The display of festivities continues with Channukkà (the Inauguration), a festivity during which nine-branch-lamps are lighted at home and in the synagogue (every day a further lamp is lit).
The festivity of Purim happens about at the end of winter and it is a feast of joy during which Meghillat Ester is read .
Pesach (Pass Over), feast of unleven bread, of spring and of pilgrimage, is a joyful feast commemorating the liberation from slavery in Egypt. A big tray for the Seder di Pesach is on display .
Place of honour, in the first room of the museum, is given to the Sefer Torah (Scroll of Divine Law). It is a manuscript, executed in a ritual way, of Pentateuch. The Scroll of Divine Law is covered with a mantle (Meil), a crown (Atarah), symbol of the royalty of the Lord.
Often a silver dedicatory plaque (Tass) is hanged over the Scroll of Divine Law. In many cases the inscription of the Ten Commandments or the title of the passage read in a given solemnity is carved in the plaque.
The Scroll of Divine Law, covered with the Meil and the Atarah is kept inside the synagogue, in the ‘Aron Ha Kodesh (Ark of Holiness). To help the reading of the scroll a little decorated silver stick, ending with a little hand is used (Yad). You can admire many examples of this.
The second room of the museum is instead mostly dedicated to textile manufacture, related of course to Jewish tradition. You can find different examples of Meil and other precious coverings used to decorate the Torah, but you can particularly find beautiful examples of Parokhet, curtains to cover the doors of ‘Aron Ha Kodesh.
Besides this room keeps important witnessing about Marriage and Birth: several Ketubboth, the stereotyped form of wedding contract, extremely relevant, above all in the past times, for the protection of women in case of dissolution of marriage, allowed by Jewish tradition; and a 1779 set of clothes for the circumcision, rite of basic importance that shows the entrance of the new-born Jewish boy in the alliance stipulated by the Lord with Abraham and his descendants.”
As you come out of the museum you turn right and head towards the bridge which leads to Fondamenta degli Ormesini. Our walk through the Ghetto ends in Fondamenta degli Ormesini where you can go and relax by sipping on a Sprizt in the Osteria Al Timon.
I hope those of you who are thinking of coming to Venice or who come here on a regular basis, will make sure to include a short visit to the part of the city which, in my opinion, still holds the most ancient spirit of Venice.
Address and Contacts
THE JEWISH MUSEUM OF VENICE
tel 041 715 359 fax 041 72 3007
Info and Bookings
The Jewish Museum of Venice tel 041 715 359 fax 041 72 3007
For Groups and Classes,booking is required.

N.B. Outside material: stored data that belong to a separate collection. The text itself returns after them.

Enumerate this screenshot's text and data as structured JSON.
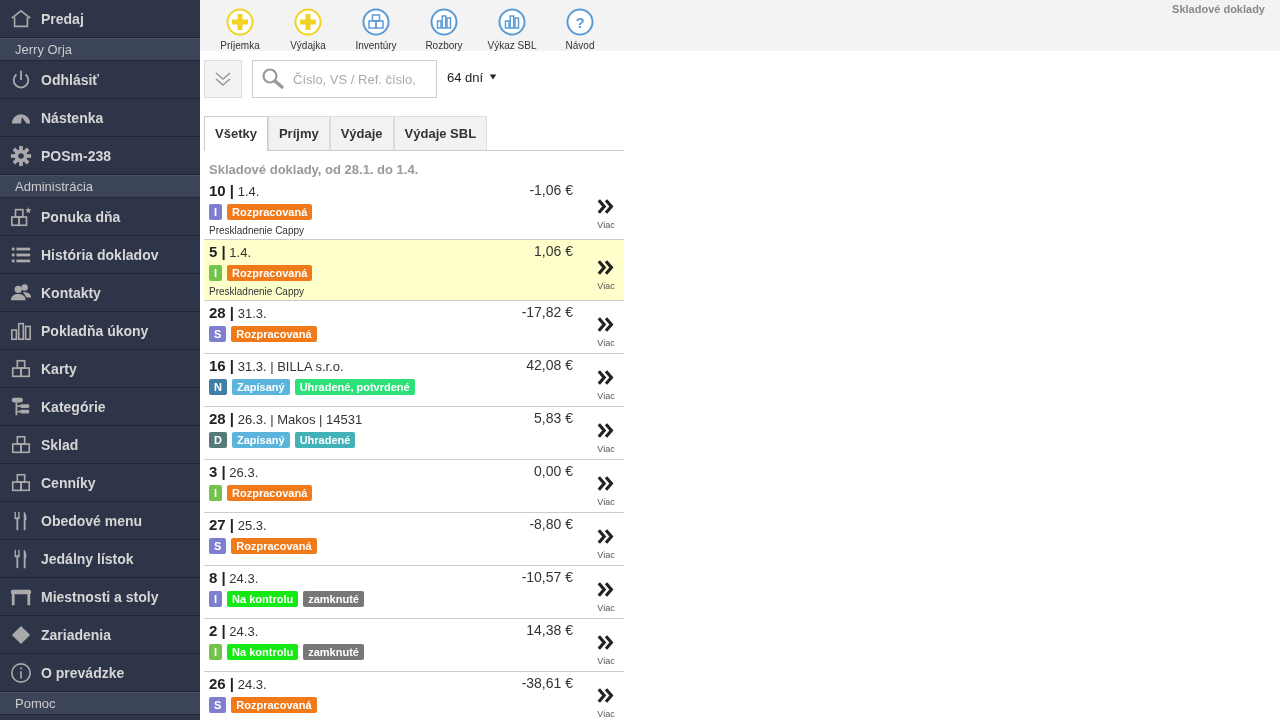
{
  "sidebar": {
    "items": [
      {
        "kind": "item",
        "label": "Predaj"
      },
      {
        "kind": "header",
        "label": "Jerry Orja"
      },
      {
        "kind": "item",
        "label": "Odhlásiť"
      },
      {
        "kind": "item",
        "label": "Nástenka"
      },
      {
        "kind": "item",
        "label": "POSm-238"
      },
      {
        "kind": "header",
        "label": "Administrácia"
      },
      {
        "kind": "item",
        "label": "Ponuka dňa"
      },
      {
        "kind": "item",
        "label": "História dokladov"
      },
      {
        "kind": "item",
        "label": "Kontakty"
      },
      {
        "kind": "item",
        "label": "Pokladňa úkony"
      },
      {
        "kind": "item",
        "label": "Karty"
      },
      {
        "kind": "item",
        "label": "Kategórie"
      },
      {
        "kind": "item",
        "label": "Sklad"
      },
      {
        "kind": "item",
        "label": "Cenníky"
      },
      {
        "kind": "item",
        "label": "Obedové menu"
      },
      {
        "kind": "item",
        "label": "Jedálny lístok"
      },
      {
        "kind": "item",
        "label": "Miestnosti a stoly"
      },
      {
        "kind": "item",
        "label": "Zariadenia"
      },
      {
        "kind": "item",
        "label": "O prevádzke"
      },
      {
        "kind": "header",
        "label": "Pomoc"
      }
    ]
  },
  "toolbar": [
    {
      "label": "Príjemka",
      "color": "#f2d324"
    },
    {
      "label": "Výdajka",
      "color": "#f2d324"
    },
    {
      "label": "Inventúry",
      "color": "#5b9bd5"
    },
    {
      "label": "Rozbory",
      "color": "#5b9bd5"
    },
    {
      "label": "Výkaz SBL",
      "color": "#5b9bd5"
    },
    {
      "label": "Návod",
      "color": "#5b9bd5",
      "symbol": "?"
    }
  ],
  "page_title": "Skladové doklady",
  "search": {
    "placeholder": "Číslo, VS / Ref. číslo,"
  },
  "period": "64 dní",
  "tabs": [
    {
      "label": "Všetky",
      "selected": true
    },
    {
      "label": "Príjmy",
      "selected": false
    },
    {
      "label": "Výdaje",
      "selected": false
    },
    {
      "label": "Výdaje SBL",
      "selected": false
    }
  ],
  "list_title": "Skladové doklady, od 28.1. do 1.4.",
  "rows": [
    {
      "heading": "**10 |** 1.4.",
      "amount": "-1,06 €",
      "type": {
        "letter": "I",
        "color": "#7f7fd0"
      },
      "badges": [
        {
          "text": "Rozpracovaná",
          "color": "#f07a1a"
        }
      ],
      "note": "Preskladnenie Cappy",
      "more": "Viac",
      "selected": false
    },
    {
      "heading": "**5 |** 1.4.",
      "amount": "1,06 €",
      "type": {
        "letter": "I",
        "color": "#72c44a"
      },
      "badges": [
        {
          "text": "Rozpracovaná",
          "color": "#f07a1a"
        }
      ],
      "note": "Preskladnenie Cappy",
      "more": "Viac",
      "selected": true
    },
    {
      "heading": "**28 |** 31.3.",
      "amount": "-17,82 €",
      "type": {
        "letter": "S",
        "color": "#7f7fd0"
      },
      "badges": [
        {
          "text": "Rozpracovaná",
          "color": "#f07a1a"
        }
      ],
      "more": "Viac",
      "selected": false
    },
    {
      "heading": "**16 |** 31.3. | BILLA s.r.o.",
      "amount": "42,08 €",
      "type": {
        "letter": "N",
        "color": "#3f7fa6"
      },
      "badges": [
        {
          "text": "Zapísaný",
          "color": "#5ab4dc"
        },
        {
          "text": "Uhradené, potvrdené",
          "color": "#2ee07a"
        }
      ],
      "more": "Viac",
      "selected": false
    },
    {
      "heading": "**28 |** 26.3. | Makos | 14531",
      "amount": "5,83 €",
      "type": {
        "letter": "D",
        "color": "#557a78"
      },
      "badges": [
        {
          "text": "Zapísaný",
          "color": "#5ab4dc"
        },
        {
          "text": "Uhradené",
          "color": "#42b2b8"
        }
      ],
      "more": "Viac",
      "selected": false
    },
    {
      "heading": "**3 |** 26.3.",
      "amount": "0,00 €",
      "type": {
        "letter": "I",
        "color": "#72c44a"
      },
      "badges": [
        {
          "text": "Rozpracovaná",
          "color": "#f07a1a"
        }
      ],
      "more": "Viac",
      "selected": false
    },
    {
      "heading": "**27 |** 25.3.",
      "amount": "-8,80 €",
      "type": {
        "letter": "S",
        "color": "#7f7fd0"
      },
      "badges": [
        {
          "text": "Rozpracovaná",
          "color": "#f07a1a"
        }
      ],
      "more": "Viac",
      "selected": false
    },
    {
      "heading": "**8 |** 24.3.",
      "amount": "-10,57 €",
      "type": {
        "letter": "I",
        "color": "#7f7fd0"
      },
      "badges": [
        {
          "text": "Na kontrolu",
          "color": "#16e816"
        },
        {
          "text": "zamknuté",
          "color": "#777777"
        }
      ],
      "more": "Viac",
      "selected": false
    },
    {
      "heading": "**2 |** 24.3.",
      "amount": "14,38 €",
      "type": {
        "letter": "I",
        "color": "#72c44a"
      },
      "badges": [
        {
          "text": "Na kontrolu",
          "color": "#16e816"
        },
        {
          "text": "zamknuté",
          "color": "#777777"
        }
      ],
      "more": "Viac",
      "selected": false
    },
    {
      "heading": "**26 |** 24.3.",
      "amount": "-38,61 €",
      "type": {
        "letter": "S",
        "color": "#7f7fd0"
      },
      "badges": [
        {
          "text": "Rozpracovaná",
          "color": "#f07a1a"
        }
      ],
      "more": "Viac",
      "selected": false
    }
  ]
}
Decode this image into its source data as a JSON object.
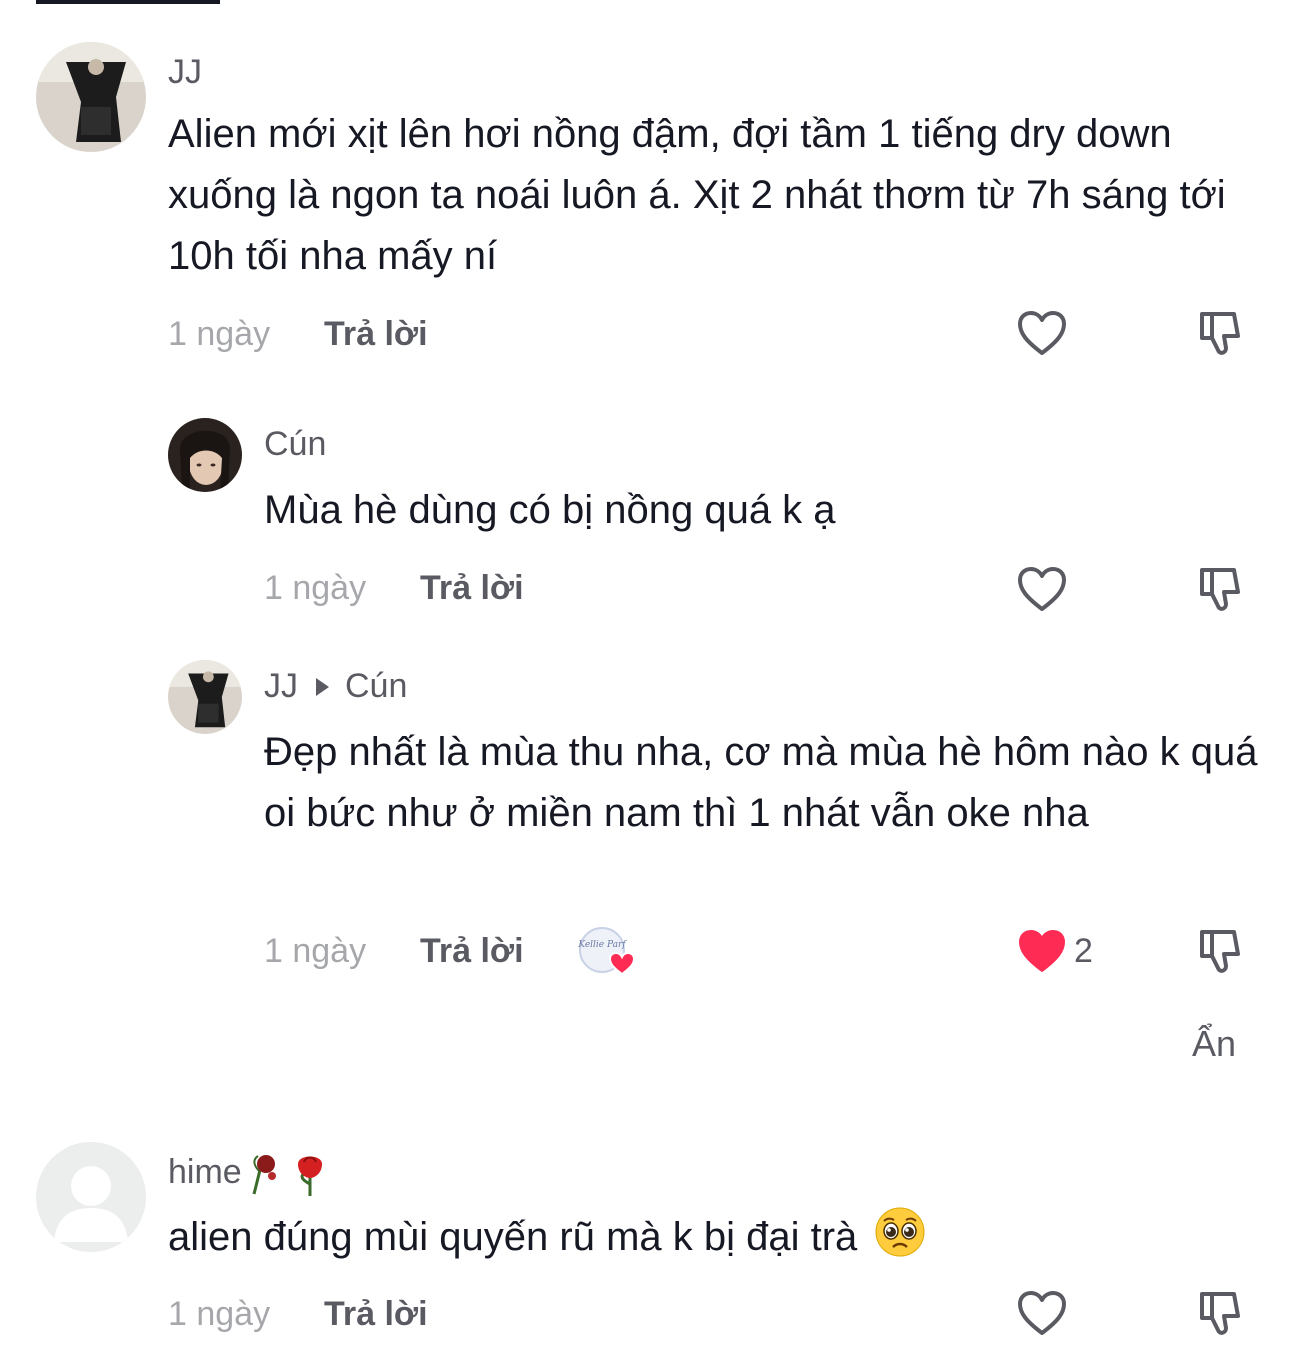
{
  "comments": [
    {
      "username": "JJ",
      "text": "Alien mới xịt lên hơi nồng đậm, đợi tầm 1 tiếng dry down xuống là ngon ta noái luôn á. Xịt 2 nhát thơm từ 7h sáng tới 10h tối nha mấy ní",
      "time": "1 ngày",
      "reply_label": "Trả lời",
      "replies": [
        {
          "username": "Cún",
          "text": "Mùa hè dùng có bị nồng quá k ạ",
          "time": "1 ngày",
          "reply_label": "Trả lời"
        },
        {
          "username": "JJ",
          "reply_to": "Cún",
          "text": "Đẹp nhất là mùa thu nha, cơ mà mùa hè hôm nào k quá oi bức như ở miền nam thì 1 nhát vẫn oke nha",
          "time": "1 ngày",
          "reply_label": "Trả lời",
          "like_count": "2",
          "liked": true,
          "badge_text": "Kellie Parf"
        }
      ],
      "hide_label": "Ẩn"
    },
    {
      "username": "hime",
      "text": "alien đúng mùi quyến rũ mà k bị đại trà",
      "text_emoji": "🥺",
      "time": "1 ngày",
      "reply_label": "Trả lời"
    }
  ],
  "colors": {
    "liked_heart": "#fe2c55",
    "text": "#161823",
    "muted": "#a6a7ab",
    "secondary": "#5a5b62"
  }
}
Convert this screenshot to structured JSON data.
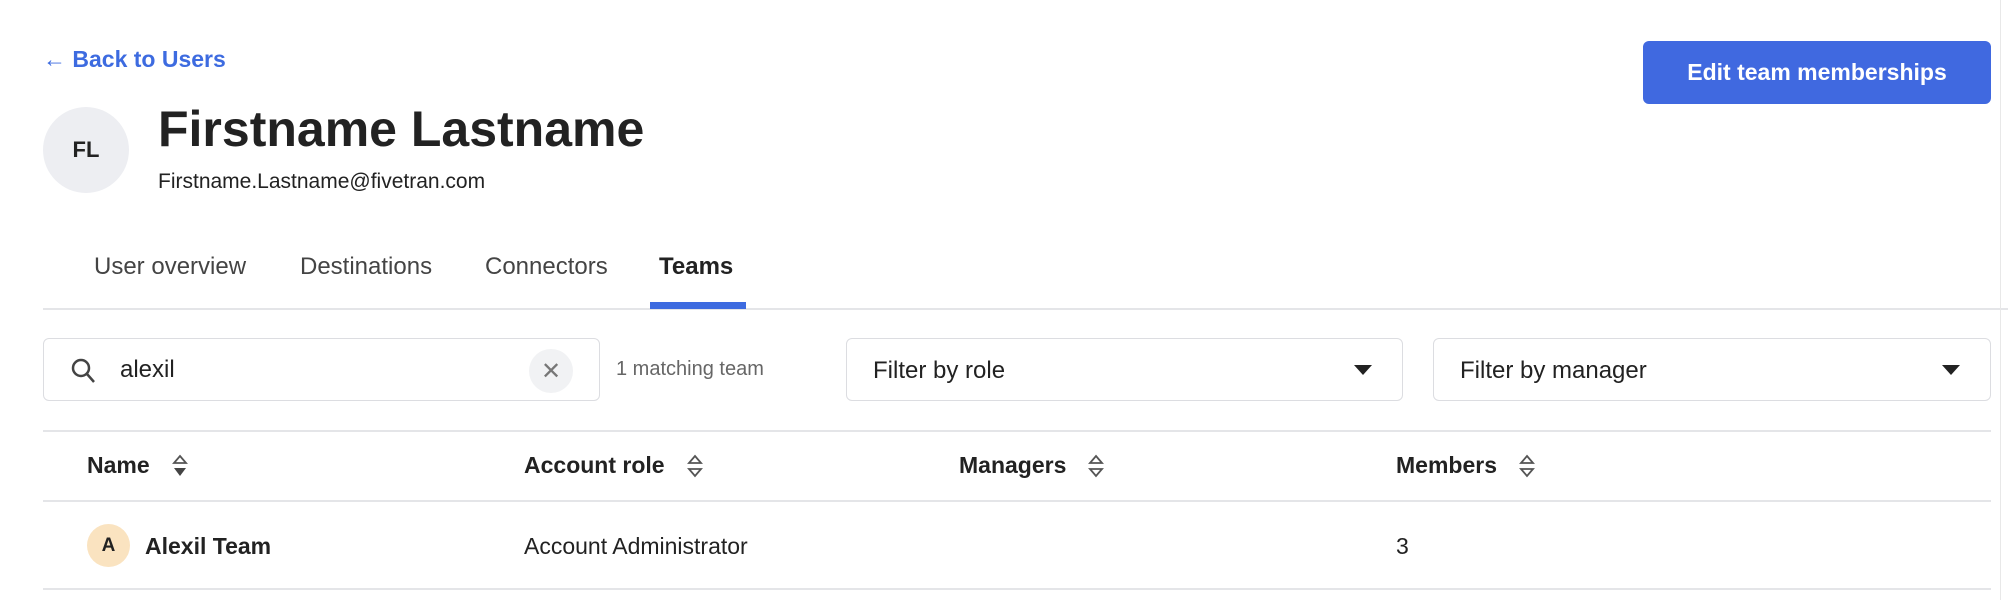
{
  "header": {
    "back_label": "Back to Users",
    "edit_button": "Edit team memberships"
  },
  "user": {
    "initials": "FL",
    "name": "Firstname Lastname",
    "email": "Firstname.Lastname@fivetran.com"
  },
  "tabs": [
    {
      "label": "User overview"
    },
    {
      "label": "Destinations"
    },
    {
      "label": "Connectors"
    },
    {
      "label": "Teams",
      "active": true
    }
  ],
  "accent": "#4069e0",
  "filters": {
    "search_value": "alexil",
    "match_count": "1 matching team",
    "role_placeholder": "Filter by role",
    "manager_placeholder": "Filter by manager"
  },
  "table": {
    "columns": [
      {
        "label": "Name",
        "sort": "descending"
      },
      {
        "label": "Account role",
        "sort": "none"
      },
      {
        "label": "Managers",
        "sort": "none"
      },
      {
        "label": "Members",
        "sort": "none"
      }
    ],
    "rows": [
      {
        "initial": "A",
        "name": "Alexil Team",
        "role": "Account Administrator",
        "managers": "",
        "members": "3"
      }
    ]
  }
}
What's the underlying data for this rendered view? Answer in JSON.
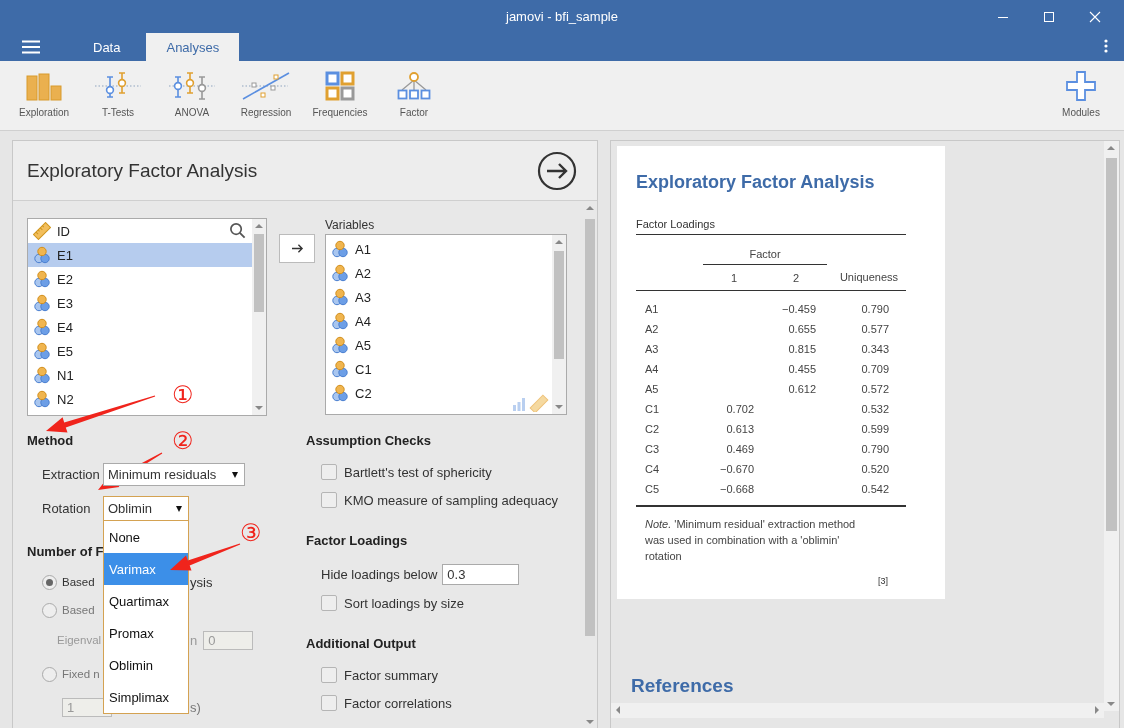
{
  "window": {
    "title": "jamovi - bfi_sample"
  },
  "menu_tabs": [
    {
      "label": "Data",
      "selected": false
    },
    {
      "label": "Analyses",
      "selected": true
    }
  ],
  "ribbon": [
    {
      "label": "Exploration",
      "kind": "exploration"
    },
    {
      "label": "T-Tests",
      "kind": "ttests"
    },
    {
      "label": "ANOVA",
      "kind": "anova"
    },
    {
      "label": "Regression",
      "kind": "regression"
    },
    {
      "label": "Frequencies",
      "kind": "frequencies"
    },
    {
      "label": "Factor",
      "kind": "factor"
    }
  ],
  "modules": {
    "label": "Modules"
  },
  "options_panel": {
    "title": "Exploratory Factor Analysis",
    "available_variables": [
      {
        "name": "ID",
        "kind": "id",
        "selected": false
      },
      {
        "name": "E1",
        "kind": "ordinal",
        "selected": true
      },
      {
        "name": "E2",
        "kind": "ordinal",
        "selected": false
      },
      {
        "name": "E3",
        "kind": "ordinal",
        "selected": false
      },
      {
        "name": "E4",
        "kind": "ordinal",
        "selected": false
      },
      {
        "name": "E5",
        "kind": "ordinal",
        "selected": false
      },
      {
        "name": "N1",
        "kind": "ordinal",
        "selected": false
      },
      {
        "name": "N2",
        "kind": "ordinal",
        "selected": false
      }
    ],
    "variables_label": "Variables",
    "variables": [
      {
        "name": "A1"
      },
      {
        "name": "A2"
      },
      {
        "name": "A3"
      },
      {
        "name": "A4"
      },
      {
        "name": "A5"
      },
      {
        "name": "C1"
      },
      {
        "name": "C2"
      }
    ],
    "method": {
      "heading": "Method",
      "extraction_label": "Extraction",
      "extraction_value": "Minimum residuals",
      "rotation_label": "Rotation",
      "rotation_value": "Oblimin",
      "rotation_options": [
        {
          "label": "None",
          "selected": false
        },
        {
          "label": "Varimax",
          "selected": true
        },
        {
          "label": "Quartimax",
          "selected": false
        },
        {
          "label": "Promax",
          "selected": false
        },
        {
          "label": "Oblimin",
          "selected": false
        },
        {
          "label": "Simplimax",
          "selected": false
        }
      ]
    },
    "number_of_factors": {
      "heading": "Number of F",
      "radios": [
        {
          "label": "Based",
          "tail": "ysis",
          "selected": true
        },
        {
          "label": "Based",
          "selected": false
        }
      ],
      "eigen": {
        "label": "Eigenval",
        "tail": "n",
        "value": "0"
      },
      "fixed": {
        "label": "Fixed n",
        "selected": false
      },
      "fixed_count": {
        "value": "1",
        "tail": "s)"
      }
    },
    "assumption_checks": {
      "heading": "Assumption Checks",
      "items": [
        {
          "label": "Bartlett's test of sphericity",
          "checked": false
        },
        {
          "label": "KMO measure of sampling adequacy",
          "checked": false
        }
      ]
    },
    "factor_loadings": {
      "heading": "Factor Loadings",
      "hide_label": "Hide loadings below",
      "hide_value": "0.3",
      "items": [
        {
          "label": "Sort loadings by size",
          "checked": false
        }
      ]
    },
    "additional_output": {
      "heading": "Additional Output",
      "items": [
        {
          "label": "Factor summary",
          "checked": false
        },
        {
          "label": "Factor correlations",
          "checked": false
        }
      ]
    }
  },
  "annotations": [
    {
      "label": "①"
    },
    {
      "label": "②"
    },
    {
      "label": "③"
    }
  ],
  "results": {
    "title": "Exploratory Factor Analysis",
    "table": {
      "title": "Factor Loadings",
      "group_header": "Factor",
      "columns": [
        "1",
        "2",
        "Uniqueness"
      ],
      "rows": [
        {
          "label": "A1",
          "factor_2": "−0.459",
          "uniqueness": "0.790"
        },
        {
          "label": "A2",
          "factor_2": "0.655",
          "uniqueness": "0.577"
        },
        {
          "label": "A3",
          "factor_2": "0.815",
          "uniqueness": "0.343"
        },
        {
          "label": "A4",
          "factor_2": "0.455",
          "uniqueness": "0.709"
        },
        {
          "label": "A5",
          "factor_2": "0.612",
          "uniqueness": "0.572"
        },
        {
          "label": "C1",
          "factor_1": "0.702",
          "uniqueness": "0.532"
        },
        {
          "label": "C2",
          "factor_1": "0.613",
          "uniqueness": "0.599"
        },
        {
          "label": "C3",
          "factor_1": "0.469",
          "uniqueness": "0.790"
        },
        {
          "label": "C4",
          "factor_1": "−0.670",
          "uniqueness": "0.520"
        },
        {
          "label": "C5",
          "factor_1": "−0.668",
          "uniqueness": "0.542"
        }
      ],
      "note": "*Note.* 'Minimum residual' extraction method was used in combination with a 'oblimin' rotation",
      "reference_mark": "[3]"
    },
    "references_heading": "References"
  }
}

Opening Times of the Museum
from June 1st to September 30th 10.00 a.m. – 07.00 p.m.
from October 1st to May 31st 10.00 a.m. – 06.00 p.m.
Guided Tours to the Synagogues
in Italian and English, every hour starting at 10.30 a.m.; last guided tour from June 1st to
September 30th , at 5.30 p.m.; from October 1st to May 31st , at 4.30 p.m..
It is possible, that the last tour of Friday afternoon can be reduced or cancelled for ritual reasons.
With previous booking guided tours also in German, French, Spanish.
Guided tours to the ancient Jewish Cemetery
Visits are possible with a previous booking.
Closing Time for the Museum, the Synagogues and Cemetery
The Museum, the Synagogues and the Cemetery are closed on Saturday (Shabbat), during Jewish festivities, on December 25th , on January 1st and on May 1st .
-didactic section for classes and groups of adults
-informative support for school libraries
-bookshop specialised in Jewish culture and religion
-private and/or specialised Guided Tours to the synagogues
-Guided Tours to the Ancient JewishCemetery
How to reach the Ghetto
With ACTV waterbuses n.1 and n.2 stop at S.Marcuola-Ghetto
nn. 4.1-4.2-5.1-5.2, stop at Ponte delle Guglie-Ghetto
On foot: From the railway station, Lista di Spagna, Guglie bridge then past the bridge on the left
follow the notices to Ghetto (15 minutes about ).
From St.Mark’s square follow the main direction to the railway station (Strada Nuova) until Rio Terà S.Leonardo then follow the notices to Ghetto (45 minutes about).